Take the case of the Japanese company Nippon Steel agreeing to invest $15 billion in U.S. Steel. That proposed deal is in danger of being blocked because nationalist politicians of both parties have chosen to demagogue the issue. Reuters reported on February 5, 20024, “for Japan, the biggest foreign investor in the U.S., a collapse of the deal could give companies pause about acquisitions in other strategic sectors and force them to be more risk averse when sizing up deals, say former officials, lawyers, analysts and executives.” In other words, if the purchase of the worlds’ fourth-largest steelmaker is blocked, expect the idea of friendshoring, “a term coined by U.S. officials to describe deeper economic cooperation between allies” to fall by the wayside hurting economic growth. Politicians attempt to tank the deal will be harmful for an American economy already facing headwinds thanks to these same politicians’ proclivity for spending money they don’t have and bad economic policy.

It is ironic that the same politicians who racked up $2 trillion in debt in one year are telling the private sector how to run a smooth economy. Protectionism has not worked to revitalize the American economy. What has helped is the resurgence of consumer spending and domestic manufacturing. Politicians attempts to scare away new investment in American innovation and manufacturing will lead to economic isolationism and stagnation. Japan is an ally and if we scare away entrepreneurs from a close ally like Japan, wealthy individuals and corporations from less loyal allies will invest elsewhere. There is no economic theory that promotes the idea of scaring away foreign investment to grow the economy.

It is important to note that Nippon Steel is a publicly traded company that is not an entity of the Japanese government. There should not be any concern that the Japanese government will benefit from this transaction, because it is a company controlled and owned by shareholders. Any implication that a foreign government will control the operations of U.S. Steel is not based in fact. Nor should there be any national security concern that a foreign power is in control of the production of American steel. The nativist concerns should be discarded if our nation is serious about growing an economy that encourages foreign investment.

Also, this is not an unprecedented investment. This company already has eight steel mill facilities in the U.S.  This investment has proven to expand the production of steel domestically at a time when much manufacturing has been outsourced to China and other nations with lower labor costs. This acquisitions only controversial, because politicians, and unions, are using the issue to create some bad headlines for Nippon.

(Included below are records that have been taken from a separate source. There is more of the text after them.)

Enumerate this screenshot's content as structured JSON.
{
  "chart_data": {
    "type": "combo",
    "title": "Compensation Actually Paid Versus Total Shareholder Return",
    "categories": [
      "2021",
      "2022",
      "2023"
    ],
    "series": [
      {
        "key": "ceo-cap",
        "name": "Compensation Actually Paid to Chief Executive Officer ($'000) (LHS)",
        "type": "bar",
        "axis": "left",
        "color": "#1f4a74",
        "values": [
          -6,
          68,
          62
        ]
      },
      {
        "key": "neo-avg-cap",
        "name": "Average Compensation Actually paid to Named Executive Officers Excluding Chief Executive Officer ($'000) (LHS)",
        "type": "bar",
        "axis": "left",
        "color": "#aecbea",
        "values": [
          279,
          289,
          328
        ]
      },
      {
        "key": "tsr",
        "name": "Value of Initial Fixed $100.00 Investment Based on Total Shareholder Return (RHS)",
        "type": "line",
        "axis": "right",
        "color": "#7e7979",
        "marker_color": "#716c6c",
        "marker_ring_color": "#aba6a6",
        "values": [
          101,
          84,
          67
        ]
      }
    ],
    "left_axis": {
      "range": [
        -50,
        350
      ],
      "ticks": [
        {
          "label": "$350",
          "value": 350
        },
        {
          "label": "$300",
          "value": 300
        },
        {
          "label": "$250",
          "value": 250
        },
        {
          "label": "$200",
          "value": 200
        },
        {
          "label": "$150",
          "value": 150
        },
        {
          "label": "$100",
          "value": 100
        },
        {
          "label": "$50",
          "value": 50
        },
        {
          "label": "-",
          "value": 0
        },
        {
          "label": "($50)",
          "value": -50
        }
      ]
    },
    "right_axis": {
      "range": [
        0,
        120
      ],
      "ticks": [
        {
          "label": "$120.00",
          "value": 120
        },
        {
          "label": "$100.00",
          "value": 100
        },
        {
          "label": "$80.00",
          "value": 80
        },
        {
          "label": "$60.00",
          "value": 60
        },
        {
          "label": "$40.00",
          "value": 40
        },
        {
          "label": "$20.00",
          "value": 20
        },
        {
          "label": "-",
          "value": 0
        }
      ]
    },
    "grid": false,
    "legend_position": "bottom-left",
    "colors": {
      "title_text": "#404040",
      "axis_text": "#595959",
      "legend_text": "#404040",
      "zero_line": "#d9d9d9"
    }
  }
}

The steel industry in America has had better days. This investment opportunity will help to keep more steel production domestically at a time when steel is in high demand thanks to an explosion in the manufacture of electric vehicle (EV) motors. Many of these EVs are sold to Americans and should be manufactured with domestically produced steel. This opportunity provided by Nippon Steel will allow American workers to manufacture more domestic steel to meet the increasing world demand.

Any of the concerns about a name change are here should be no concern because it will remain U.S. Steel and continue to be based Pittsburgh, PA. Union workers should be supportive because the company already has a good relationship with the United Steelworkers (USW) and Nippon has promised to keep in place current benefits and compensation packages.

This transaction makes economic sense because it will forward the goal of strengthening domestically produced steel and will keep jobs here. As a national security issue, supply chain issues will be removed, and automobile manufacturers will be able to cut down on the cost of transporting steel to plants.

Free markets, free trade and inviting foreign investment are three qualities of a healthy economy. Politicians, and self-interested union officials, may oppose this deal for selfish reasons, yet they have no economic theory to stand on. This deal should be allowed to go to completion and will end up helping to expand an American economy in dire need of some good news.